Esse não é o momento de tratar disso. A acusação foi posta ontem. Temos que efetivamente continuar estudando, analisar e fazer uma defesa. Depois virá o julgamento. Depois virão as providências que nós vamos tomar.
O sr. disse que esse é o processo mais difícil de sua trajetória, isso é exclusivamente pelo acesso da defesa aos autos e pelos prazos ou tem algo além?
O principal motivo é evidentemente o acesso, mas não exclusivamente. A questão de defender um presidente da República, num País polarizado como esse. Na verdade a gente sabe que os casos que repercutem têm pré-julgamento, mas nunca antes eu ouvi algo tão forte como aqui. Porque vejo opiniões de pessoas da área do direito fazendo pré-julgamento desde a propositura da denúncia, desde o relatório do inquérito policial. Ninguém até agora teve interesse em ouvir a defesa, ninguém até agora quis conhecer as teses da defesa. Então, eu lamento. E isso traz a dificuldade e nós vamos seguir em frente.

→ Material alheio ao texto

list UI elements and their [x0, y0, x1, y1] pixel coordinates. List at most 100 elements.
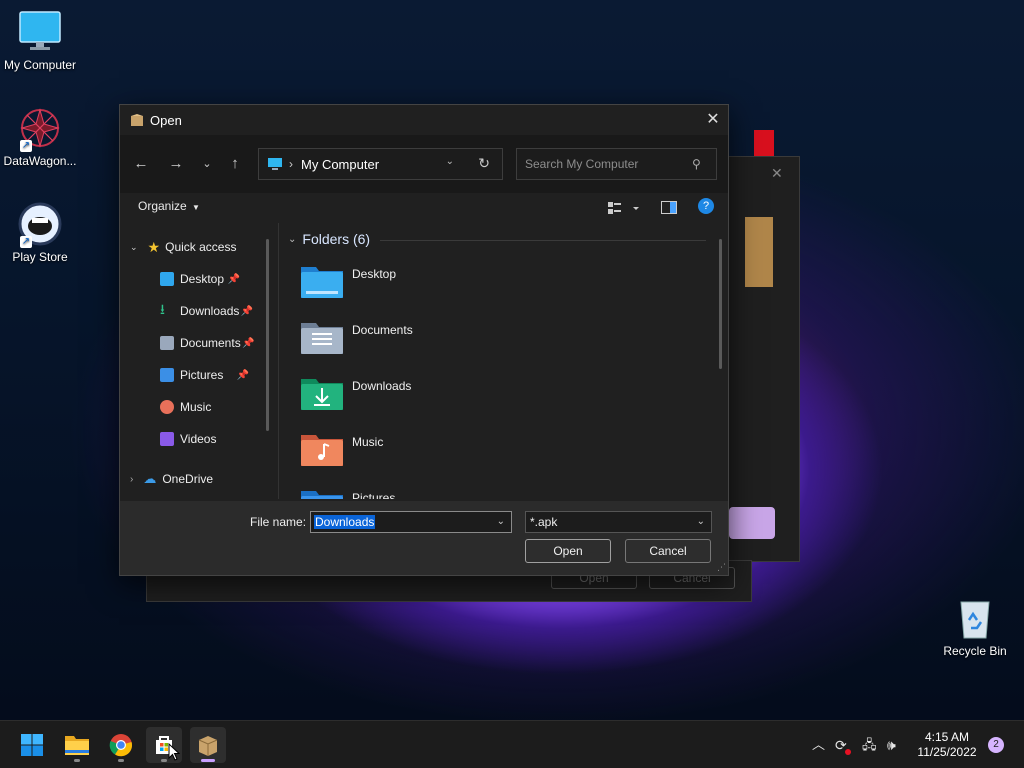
package-box-icon: [745, 217, 773, 287]
file-name-field[interactable]: Downloads ⌄: [310, 511, 512, 533]
sidebar-scrollbar[interactable]: [266, 239, 269, 431]
package-box-icon: [131, 114, 143, 126]
preview-pane-button[interactable]: [661, 201, 677, 217]
forward-button[interactable]: →: [165, 153, 187, 175]
folder-name: Downloads: [352, 379, 412, 393]
resize-grip-icon[interactable]: ⋰: [717, 562, 726, 573]
sync-icon[interactable]: ⟳: [835, 721, 847, 768]
mouse-cursor-icon: [168, 742, 181, 764]
breadcrumb-location[interactable]: My Computer: [301, 157, 379, 172]
desktop-icon-play-store[interactable]: ↗ Play Store: [0, 202, 80, 264]
recycle-bin-icon: [953, 596, 997, 640]
sidebar-item-label: Pictures: [180, 368, 224, 382]
sidebar-item-label: Quick access: [165, 240, 237, 254]
pictures-icon: [160, 368, 174, 382]
up-button[interactable]: ↑: [224, 153, 246, 175]
clock-date: 11/25/2022: [917, 745, 977, 759]
sidebar-item-desktop[interactable]: Desktop 📌: [160, 268, 240, 290]
sidebar-item-music[interactable]: Music: [160, 396, 211, 418]
sidebar-item-documents[interactable]: Documents 📌: [160, 332, 255, 354]
desktop-icon-datawagon[interactable]: ↗ DataWagon...: [0, 106, 80, 168]
taskbar-file-explorer[interactable]: [59, 727, 95, 763]
list-item-music[interactable]: Music: [300, 431, 600, 475]
collapse-chevron-icon[interactable]: ›: [130, 474, 133, 485]
address-field[interactable]: › My Computer ⌄ ↻: [258, 148, 503, 180]
file-name-area: File name: Downloads ⌄ *.apk ⌄ Open Canc…: [120, 501, 728, 575]
folder-name: Pictures: [352, 491, 396, 499]
package-box-icon: [198, 736, 218, 756]
sidebar-item-label: Videos: [180, 432, 217, 446]
address-dropdown-chevron-icon[interactable]: ⌄: [446, 156, 454, 167]
music-folder-icon: [301, 435, 343, 466]
windows-logo-icon: [21, 734, 43, 756]
sidebar-item-pictures[interactable]: Pictures 📌: [160, 364, 249, 386]
taskbar-package-app[interactable]: [190, 727, 226, 763]
sync-error-badge: [845, 749, 851, 755]
folder-icon: [65, 736, 89, 755]
open-button[interactable]: Open: [525, 539, 611, 563]
sidebar-item-quick-access[interactable]: ⌄ ★ Quick access: [130, 236, 236, 258]
list-item-pictures[interactable]: Pictures: [300, 487, 600, 499]
desktop-icon-recycle-bin[interactable]: Recycle Bin: [935, 596, 1015, 658]
chevron-down-icon[interactable]: ⌄: [697, 512, 705, 532]
group-collapse-chevron-icon: ⌄: [288, 233, 297, 245]
monitor-icon: [18, 10, 62, 54]
change-view-button[interactable]: [607, 201, 639, 218]
shortcut-arrow-icon: ↗: [20, 236, 32, 248]
sidebar-item-onedrive[interactable]: › ☁ OneDrive: [130, 468, 213, 490]
network-icon[interactable]: 🖧: [862, 721, 877, 768]
notification-count-badge[interactable]: 2: [988, 737, 1004, 753]
address-bar-row: ← → ⌄ ↑ › My Computer ⌄ ↻ Search My Comp…: [120, 135, 728, 193]
group-header[interactable]: ⌄ Folders (6): [288, 231, 370, 247]
recent-locations-chevron-icon[interactable]: ⌄: [196, 153, 218, 175]
desktop-icon-label: DataWagon...: [3, 154, 77, 168]
refresh-icon[interactable]: ↻: [478, 155, 490, 172]
sidebar-item-downloads[interactable]: ⭳ Downloads 📌: [160, 300, 253, 322]
documents-icon: [160, 336, 174, 350]
taskbar: ︿ ⟳ 🖧 🕪 4:15 AM 11/25/2022 2: [0, 720, 1024, 768]
play-store-icon: ↗: [18, 202, 62, 248]
file-list-scrollbar[interactable]: [719, 239, 722, 369]
search-input[interactable]: Search My Computer: [516, 148, 717, 180]
clock-time: 4:15 AM: [924, 730, 970, 744]
breadcrumb-separator-icon: ›: [289, 157, 293, 171]
help-button[interactable]: ?: [698, 198, 714, 214]
background-window: ✕: [728, 156, 800, 562]
pane-splitter[interactable]: [278, 223, 279, 499]
back-button[interactable]: ←: [130, 153, 152, 175]
dialog-title: Open: [150, 112, 182, 128]
file-type-select[interactable]: *.apk ⌄: [525, 511, 712, 533]
close-button[interactable]: ✕: [698, 105, 728, 135]
expand-chevron-icon[interactable]: ⌄: [130, 242, 138, 253]
organize-label: Organize: [138, 199, 187, 213]
list-item-downloads[interactable]: Downloads: [300, 375, 600, 419]
sidebar-item-videos[interactable]: Videos: [160, 428, 216, 450]
cancel-button[interactable]: Cancel: [625, 539, 711, 563]
view-grid-icon: [608, 202, 639, 214]
group-title: Folders (6): [302, 231, 371, 247]
datawagon-logo-icon: ↗: [18, 106, 62, 152]
list-item-desktop[interactable]: Desktop: [300, 263, 600, 307]
downloads-icon: ⭳: [160, 301, 165, 317]
organize-menu[interactable]: Organize ▼: [138, 199, 200, 213]
close-icon[interactable]: ✕: [771, 165, 783, 182]
file-type-value: *.apk: [530, 515, 558, 529]
background-action-button[interactable]: [729, 507, 775, 539]
pin-icon: 📌: [240, 305, 254, 317]
system-clock[interactable]: 4:15 AM 11/25/2022: [912, 730, 982, 760]
chevron-down-icon[interactable]: ⌄: [497, 512, 505, 532]
videos-icon: [160, 432, 174, 446]
file-list: ⌄ Folders (6) Desktop Documents Download…: [280, 223, 726, 499]
list-item-documents[interactable]: Documents: [300, 319, 600, 363]
music-icon: [160, 400, 174, 414]
desktop-icon-label: My Computer: [3, 58, 77, 72]
taskbar-chrome[interactable]: [103, 727, 139, 763]
group-divider: [380, 240, 706, 241]
pin-icon: 📌: [242, 337, 255, 349]
toolbar: Organize ▼ ?: [120, 193, 728, 221]
desktop-icon-my-computer[interactable]: My Computer: [0, 10, 80, 72]
start-button[interactable]: [14, 727, 50, 763]
sidebar-item-label: Music: [180, 400, 212, 414]
volume-icon[interactable]: 🕪: [887, 721, 896, 768]
show-hidden-icons-chevron-icon[interactable]: ︿: [812, 721, 825, 768]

Quando o sr. diz ninguém, o sr. expande esse ninguém para os magistrados envolvidos?
Não, não. Não estou falando dos magistrados. Eles, pelo contrário. Os magistrados ainda não se pronunciaram. Estou falando da série de comentários que tenho visto, com pessoas que estão colocando uma posição de condenação absoluta e que, até agora, não viram a defesa. É só isso que estou dizendo.